Editors note: See the Bills.com resource Home Affordable Foreclosure Alternatives Program for an updated discussion of deeds in lieu of foreclosure and short sales. Learn also about the HARP mortgage program if a refinance might help your situation.
You are not alone in this situation. Many people are finding themselves in an "upside down" situation. A short sale is a process in which the mortgage holder agrees to accept less than the balance owed on the mortgage at sale to prevent foreclosure. The lender would much rather see you sell the property than be forced to take the property through foreclosure, as foreclosure is a costly and time-consuming process.
Generally speaking, a short sale occurs when a homeowner who is behind on his or her mortgage payments, and who owes more on his home than it is currently worth, contacts the mortgage lender asking the lender to allow him to sell the home for less than the balance of the mortgage. For example, if you owe $100,000 on your mortgage, but are only able to sell your home for $80,000, you would need to have your mortgage lender agree ahead of time to allow the sale to proceed. In fact, there is little use in putting your home on the market until you, or your attorney, have spoken with your mortgage company's loss mitigation department to discuss proceeding with a short sale. Many lenders will authorize short sales in an attempt to prevent property from falling into foreclosure; however, some lenders will not allow short sales to proceed.
Usually, no lender will authorize a short sale unless the borrower is already in arrears on his mortgage, as the lender will see this as evidence that the borrower can no longer afford the home. In addition, your mortgage lender's loss mitigation team will probably want to see documentation of your income and assets to verify that a financial hardship exists and that you truly cannot afford the home.

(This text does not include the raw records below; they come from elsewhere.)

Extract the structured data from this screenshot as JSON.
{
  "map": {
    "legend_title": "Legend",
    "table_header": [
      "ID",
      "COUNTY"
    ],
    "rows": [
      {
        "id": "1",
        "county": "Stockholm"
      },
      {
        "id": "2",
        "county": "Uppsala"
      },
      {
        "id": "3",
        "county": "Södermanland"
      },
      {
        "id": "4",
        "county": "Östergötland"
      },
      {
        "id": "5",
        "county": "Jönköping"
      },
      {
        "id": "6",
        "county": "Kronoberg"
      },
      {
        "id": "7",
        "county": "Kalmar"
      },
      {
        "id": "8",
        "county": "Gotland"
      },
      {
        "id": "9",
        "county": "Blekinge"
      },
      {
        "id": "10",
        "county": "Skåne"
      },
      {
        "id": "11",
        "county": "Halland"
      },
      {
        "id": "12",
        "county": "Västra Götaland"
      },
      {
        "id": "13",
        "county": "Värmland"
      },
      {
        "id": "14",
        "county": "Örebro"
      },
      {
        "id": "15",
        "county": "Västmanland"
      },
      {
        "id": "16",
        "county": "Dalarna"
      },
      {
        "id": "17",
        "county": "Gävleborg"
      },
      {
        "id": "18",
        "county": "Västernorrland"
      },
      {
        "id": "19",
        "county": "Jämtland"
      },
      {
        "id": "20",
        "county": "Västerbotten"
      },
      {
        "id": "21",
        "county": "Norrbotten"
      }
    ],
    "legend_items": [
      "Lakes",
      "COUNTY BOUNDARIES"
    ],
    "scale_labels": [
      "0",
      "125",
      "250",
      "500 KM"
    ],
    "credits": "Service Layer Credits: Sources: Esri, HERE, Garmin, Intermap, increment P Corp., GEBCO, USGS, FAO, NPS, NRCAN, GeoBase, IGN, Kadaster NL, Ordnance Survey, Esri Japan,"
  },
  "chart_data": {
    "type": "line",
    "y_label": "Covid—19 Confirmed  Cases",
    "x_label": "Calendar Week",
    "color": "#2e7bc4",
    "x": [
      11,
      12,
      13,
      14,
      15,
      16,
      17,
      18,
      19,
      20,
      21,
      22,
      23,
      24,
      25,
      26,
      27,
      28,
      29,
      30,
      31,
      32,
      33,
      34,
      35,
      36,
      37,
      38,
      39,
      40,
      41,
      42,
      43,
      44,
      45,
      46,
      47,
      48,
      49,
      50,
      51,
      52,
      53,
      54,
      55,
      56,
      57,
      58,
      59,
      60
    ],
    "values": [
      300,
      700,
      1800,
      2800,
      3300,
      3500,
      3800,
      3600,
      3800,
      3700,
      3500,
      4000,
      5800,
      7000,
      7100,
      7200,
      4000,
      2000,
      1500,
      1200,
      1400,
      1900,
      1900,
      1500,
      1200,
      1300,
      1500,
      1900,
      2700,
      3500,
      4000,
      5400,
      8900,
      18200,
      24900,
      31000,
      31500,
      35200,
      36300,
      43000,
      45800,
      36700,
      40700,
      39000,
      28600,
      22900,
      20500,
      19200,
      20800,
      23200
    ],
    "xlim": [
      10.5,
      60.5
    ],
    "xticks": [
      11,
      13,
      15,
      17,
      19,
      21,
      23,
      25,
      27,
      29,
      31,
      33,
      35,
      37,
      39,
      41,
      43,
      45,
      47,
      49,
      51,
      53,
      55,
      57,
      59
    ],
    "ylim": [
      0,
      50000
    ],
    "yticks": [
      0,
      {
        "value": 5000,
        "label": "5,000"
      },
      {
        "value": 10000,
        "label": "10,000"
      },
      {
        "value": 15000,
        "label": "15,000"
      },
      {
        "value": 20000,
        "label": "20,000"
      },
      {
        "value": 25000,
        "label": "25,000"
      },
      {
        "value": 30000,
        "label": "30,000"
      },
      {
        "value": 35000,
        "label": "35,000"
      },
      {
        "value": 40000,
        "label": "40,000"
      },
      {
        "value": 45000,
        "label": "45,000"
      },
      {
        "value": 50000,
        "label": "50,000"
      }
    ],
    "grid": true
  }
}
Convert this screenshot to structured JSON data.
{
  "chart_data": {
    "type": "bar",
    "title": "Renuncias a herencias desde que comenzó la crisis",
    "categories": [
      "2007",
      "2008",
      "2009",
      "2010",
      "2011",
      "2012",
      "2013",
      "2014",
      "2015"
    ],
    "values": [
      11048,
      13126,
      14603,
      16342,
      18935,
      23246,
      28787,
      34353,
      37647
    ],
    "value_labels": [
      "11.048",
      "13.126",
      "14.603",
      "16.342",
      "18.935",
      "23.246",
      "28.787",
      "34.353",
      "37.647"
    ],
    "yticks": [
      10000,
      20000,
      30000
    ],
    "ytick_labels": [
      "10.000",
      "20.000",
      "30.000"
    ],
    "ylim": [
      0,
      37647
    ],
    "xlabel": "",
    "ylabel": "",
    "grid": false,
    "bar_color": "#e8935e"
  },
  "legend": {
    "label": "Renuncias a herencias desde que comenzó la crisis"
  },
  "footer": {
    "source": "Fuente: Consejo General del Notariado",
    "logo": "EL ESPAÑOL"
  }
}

Here are your other options:
Foreclosure Mediation to Stop Foreclosure
This service negotiates with the lender to repackage the loan so that the borrower can become current again. It will help save your credit, keep you in your home, save your home equity and appease your lender. This process has to happen pretty quickly, and could involve one or more of the following:
a) Loan modification
b) Payment forbearance
c) Loss mitigation
Deed in Lieu of Foreclosure
This is where you are unable to pay for the house and you voluntarily give the house back to the lender. This is subject to a deficiency judgment yet counts as a "less serious" foreclosure on your credit. However, you lose your greatest asset, your home. Also, not every lender will always accept this arrangement.
File for Bankruptcy
This can be a very expensive and drawn out process through which there is no certainty of outcome. In the end, a court decides the outcome of all your assets and will leave you with a severely damaged credit record and the strong possibility of no home. If you are considering bankruptcy, you should contact an attorney to discuss this option. You can learn more about bankruptcy on our bankruptcy page.
I wish you the best in resolving your mortgage situation and hope that the information I have provided helps you Find. Learn. Save.